One way to increase the number of people taking an action, including getting cancer screening, is to require the participant to opt out of an activity rather than opt in. That is, a person must unclick a box on an online form to avoid taking an action rather than click a box to take the action. In a 2018 study of colorectal cancer screening published in the American Journal of Gastroenterology, Mehta and colleagues invited 314 patients to receive a mailed fecal immunochemical test (FIT). The participants were randomized to two groups: one had to opt in to receive the test and the other had to opt out to not receive the test. In the opt-in group, 23.1% of people agreed to receive the test, while only 2.5% of the opt-out group declined to receive it. Ultimately, just 9.6% of people in the opt-in arm completed the FIT screening compared with 29.1% of people in the opt-out arm.

In another study published in BMJ in 2021, Mehta and colleagues compared people receiving a letter about hepatitis C virus screening to a group receiving a letter and a lab order for the screening. In the letter-only group, 19.2% of recipients completed screening, while 43.1% of those who received the letter and the lab order did so.

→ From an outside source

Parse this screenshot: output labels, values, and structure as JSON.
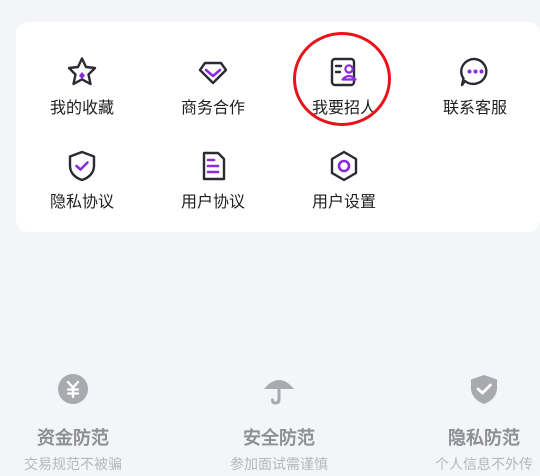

Also speaking at the session was Kelsey Lau-Min, a gastrointestinal oncologist and researcher at the Mass General Cancer Center in Boston, who described using insights gleaned from behavioral economics to convince clinicians and patients that genetic risk testing is a good choice for patients when it seems likely they are at risk for an inherited cancer.

Christopher Manz, a medical oncologist and researcher at Dana-Farber Cancer Institute and Brigham and Women’s Hospital in Boston, talked about using behavioral economics principles to encourage clinicians to have what he called “serious illness conversations” with patients who potentially are nearing the end of their lives. He said research indicates that nudging physicians to have these conversations is effective if the prompts make it as easy as possible for the doctor to remember and schedule the talk and also provide feedback on the doctor’s performance.

Kevin McLaughlin is the executive editor of Cancer Today.